Uncertainty for major events

Professor Spurrier said her team was in the process of contacting people considered to be at the greatest risk.

“The Terminal 4 Jetstar and Rex flights are at higher risk, so those are the ones we are focusing on getting a phone call through and an SMS through to,” she said.

Nicola Spurrier says the implications for upcoming arts and tennis events are still being worked out.(ABC News: Michael Clements)

In announcing his state’s lockdown, Victorian Premier Daniel Andrews said the UK strain of the virus was moving at a velocity that has not been seen anywhere in Australia over the last 12 months.

Professor Spurrier said Mr Andrews used “appropriately strong language”, given the possibility of “superspreading”.

“By the time they are diagnosing the close contacts and then the secondary contacts, the secondary contacts are already positive.”

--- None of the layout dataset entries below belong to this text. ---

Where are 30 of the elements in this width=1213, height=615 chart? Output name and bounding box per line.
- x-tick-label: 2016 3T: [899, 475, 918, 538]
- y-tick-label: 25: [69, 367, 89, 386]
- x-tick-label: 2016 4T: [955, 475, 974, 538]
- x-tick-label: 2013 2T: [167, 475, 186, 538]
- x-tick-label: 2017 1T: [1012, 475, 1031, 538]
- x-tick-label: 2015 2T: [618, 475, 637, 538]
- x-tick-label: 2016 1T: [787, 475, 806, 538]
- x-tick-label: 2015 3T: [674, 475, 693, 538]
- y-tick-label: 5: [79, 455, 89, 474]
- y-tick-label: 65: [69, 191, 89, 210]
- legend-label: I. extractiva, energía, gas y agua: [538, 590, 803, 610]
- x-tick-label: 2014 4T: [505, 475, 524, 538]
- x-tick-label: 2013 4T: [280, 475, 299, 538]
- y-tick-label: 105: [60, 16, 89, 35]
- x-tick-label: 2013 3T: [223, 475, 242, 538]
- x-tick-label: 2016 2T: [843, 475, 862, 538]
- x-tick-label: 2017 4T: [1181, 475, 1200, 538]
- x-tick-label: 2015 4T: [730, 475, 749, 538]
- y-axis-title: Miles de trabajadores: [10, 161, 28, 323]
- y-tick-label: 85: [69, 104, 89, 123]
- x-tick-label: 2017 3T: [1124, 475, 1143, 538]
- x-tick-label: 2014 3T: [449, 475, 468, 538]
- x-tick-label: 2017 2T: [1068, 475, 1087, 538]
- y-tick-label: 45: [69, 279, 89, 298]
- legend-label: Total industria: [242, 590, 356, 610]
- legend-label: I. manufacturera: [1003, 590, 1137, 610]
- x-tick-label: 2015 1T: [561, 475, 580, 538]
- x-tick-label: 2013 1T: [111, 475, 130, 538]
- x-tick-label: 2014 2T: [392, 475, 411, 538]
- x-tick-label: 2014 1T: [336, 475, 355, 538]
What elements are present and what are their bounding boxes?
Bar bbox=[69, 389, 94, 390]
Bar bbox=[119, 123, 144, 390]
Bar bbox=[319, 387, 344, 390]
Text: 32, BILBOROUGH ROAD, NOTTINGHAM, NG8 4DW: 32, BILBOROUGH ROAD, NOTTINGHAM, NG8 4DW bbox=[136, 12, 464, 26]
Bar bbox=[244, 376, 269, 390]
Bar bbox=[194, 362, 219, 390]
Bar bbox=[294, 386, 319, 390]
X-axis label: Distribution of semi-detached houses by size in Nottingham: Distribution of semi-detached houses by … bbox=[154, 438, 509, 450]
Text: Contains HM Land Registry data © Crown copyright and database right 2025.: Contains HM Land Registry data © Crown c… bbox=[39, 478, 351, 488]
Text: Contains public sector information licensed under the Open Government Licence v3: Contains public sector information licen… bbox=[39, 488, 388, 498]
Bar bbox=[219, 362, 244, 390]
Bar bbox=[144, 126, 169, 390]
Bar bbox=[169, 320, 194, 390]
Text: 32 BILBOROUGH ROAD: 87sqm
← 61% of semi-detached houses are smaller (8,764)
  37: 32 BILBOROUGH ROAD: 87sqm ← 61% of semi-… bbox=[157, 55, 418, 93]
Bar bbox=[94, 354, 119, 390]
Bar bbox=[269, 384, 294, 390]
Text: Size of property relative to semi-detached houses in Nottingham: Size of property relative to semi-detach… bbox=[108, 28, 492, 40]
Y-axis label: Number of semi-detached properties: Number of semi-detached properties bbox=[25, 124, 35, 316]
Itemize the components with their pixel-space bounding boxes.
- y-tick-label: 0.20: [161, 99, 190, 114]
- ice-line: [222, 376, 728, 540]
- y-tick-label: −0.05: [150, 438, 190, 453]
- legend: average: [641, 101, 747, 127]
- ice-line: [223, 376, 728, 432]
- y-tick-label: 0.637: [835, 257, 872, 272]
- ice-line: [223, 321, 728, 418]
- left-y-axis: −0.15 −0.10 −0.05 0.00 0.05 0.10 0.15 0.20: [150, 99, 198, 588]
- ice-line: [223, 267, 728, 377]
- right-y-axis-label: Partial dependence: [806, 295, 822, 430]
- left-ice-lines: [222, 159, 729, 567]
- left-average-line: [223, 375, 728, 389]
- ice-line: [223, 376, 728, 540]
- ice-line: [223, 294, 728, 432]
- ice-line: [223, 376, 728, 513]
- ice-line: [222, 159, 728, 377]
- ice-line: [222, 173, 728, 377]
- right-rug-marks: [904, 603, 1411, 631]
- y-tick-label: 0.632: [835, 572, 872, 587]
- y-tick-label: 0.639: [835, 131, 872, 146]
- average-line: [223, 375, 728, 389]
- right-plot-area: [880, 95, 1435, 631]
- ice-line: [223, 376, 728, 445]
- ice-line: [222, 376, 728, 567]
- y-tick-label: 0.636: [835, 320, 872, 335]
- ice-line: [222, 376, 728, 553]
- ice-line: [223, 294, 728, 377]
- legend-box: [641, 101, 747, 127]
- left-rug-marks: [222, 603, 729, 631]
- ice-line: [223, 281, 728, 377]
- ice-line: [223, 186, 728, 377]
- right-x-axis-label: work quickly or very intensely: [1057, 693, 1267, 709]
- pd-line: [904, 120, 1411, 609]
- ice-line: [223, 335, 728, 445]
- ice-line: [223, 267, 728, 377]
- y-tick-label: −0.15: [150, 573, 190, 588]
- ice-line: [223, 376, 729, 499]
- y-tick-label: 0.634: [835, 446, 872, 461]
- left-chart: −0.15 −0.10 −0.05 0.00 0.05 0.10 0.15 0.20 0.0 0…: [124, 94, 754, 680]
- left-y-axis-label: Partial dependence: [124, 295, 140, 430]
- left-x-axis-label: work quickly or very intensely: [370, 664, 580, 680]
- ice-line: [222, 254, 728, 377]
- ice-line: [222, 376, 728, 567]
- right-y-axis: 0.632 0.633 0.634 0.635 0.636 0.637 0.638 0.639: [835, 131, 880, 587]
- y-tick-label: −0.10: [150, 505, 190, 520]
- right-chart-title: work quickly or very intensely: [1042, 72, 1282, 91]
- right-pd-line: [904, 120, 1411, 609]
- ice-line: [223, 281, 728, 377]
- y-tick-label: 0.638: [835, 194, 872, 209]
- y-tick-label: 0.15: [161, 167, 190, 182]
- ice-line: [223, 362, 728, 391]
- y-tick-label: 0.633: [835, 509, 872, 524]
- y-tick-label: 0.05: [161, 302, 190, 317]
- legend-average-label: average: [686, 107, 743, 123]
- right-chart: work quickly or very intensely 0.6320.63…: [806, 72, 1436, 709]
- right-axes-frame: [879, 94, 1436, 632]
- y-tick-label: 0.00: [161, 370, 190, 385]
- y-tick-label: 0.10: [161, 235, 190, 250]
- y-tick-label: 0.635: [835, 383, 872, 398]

Adelaide is set to host several major arts events in the coming weeks, as well as the Adelaide International women’s tennis event.

Professor Spurrier said the implications of the new restrictions for those events was still being worked out.

“We want to make sure that we maintain events as much as we possibly can but we need to weigh that up,” she said.

While new restrictions were imposed on Victoria, the Premier said SA will remove testing requirements for people travelling from Greater Sydney or Greater Perth a day early.

That restriction will be removed from midnight tonight.

“We know [restrictions] are hugely inconvenient but by working together we can keep our state safe … and that’s going to be particularly important as we lead up to the Adelaide Fringe [and] Adelaide Festival,” Mr Marshall said.